The 3-month trim I calculate – which provides a monthly measure akin to the quarterly trimmed mean that the RBA focuses on – was 0.83%. This is a slight tick up from 0.8% in January, but still well down on the 1% rates at the end of last year. This indicates inflation pressures have eased a little, but not enough to bring year-ended inflation back to the RBA’s 2.5% target. Of course, February inflation is too soon to show any effects of the RBA’s February and March rate hikes.

While the slight easing in trimmed mean inflation is good news, measures of domestic inflation paint a less rosy picture. Non-tradable inflation was 5% over the year – well above its inflation era average – and the highest rate outside of the post-Covid breakout and pre-GFC period. The RBA also pays closer attention to domestic inflation measures, given they depend more on labour costs which respond to domestic capacity constraints. By contrast, tradable inflation has been well contained.

An alternative measure of domestic inflation, market services excluding volatile items, accelerated through 2025. Within this, inflation has been strongest for domestic travel (8.7% over the year), maintenance and repair of vehicles (6%), vet and pet services (4.9%), and cleaning, repair & hire (4.4%).
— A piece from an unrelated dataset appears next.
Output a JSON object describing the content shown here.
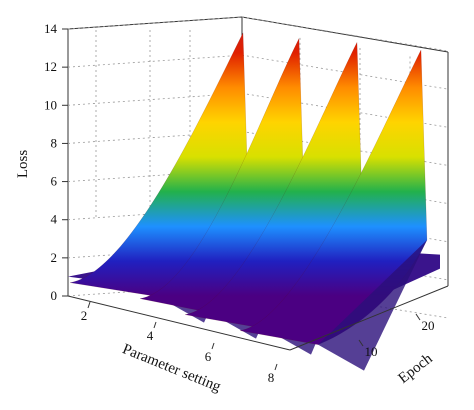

Ten of the fourteen components in this measure have inflation exceeding the RBA’s 2.5% target.

One component that continues to have a large impact on inflation is electricity which increased by 37% over the year. The large rise reflects reductions in the electricity rebates provided to households by governments. Excluding the effects of rebates, electricity prices rose 4.9% over the year.

Prices for domestic holiday travel increased 8.7% over the year, far exceeding the 1.2% increase in international holiday travel. But before you rush out to book an international holiday, it’s worth noting that the real price of international travel (i.e. accounting for the increase in aggregate prices) is 12% higher than on the eve of the pandemic. This reverses the long-run trend decline in the real cost of international travel. Real domestic travel prices are 6% higher, unwinding the years-long decline in real domestic travel costs.

Now it’s all about oil prices. March petrol prices are going to be significantly higher than in February. On current estimates, the petrol component of the CPI will record monthly inflation exceeding 20%, contributing at least 0.7 percentage points to March CPI inflation, with the broader effects of higher oil prices likely pushing aggregate inflation to around 5% in coming months. With the oil supply shock increasing inflation, but slowing economic growth, the RBA will struggle to keep the economy on an even keel.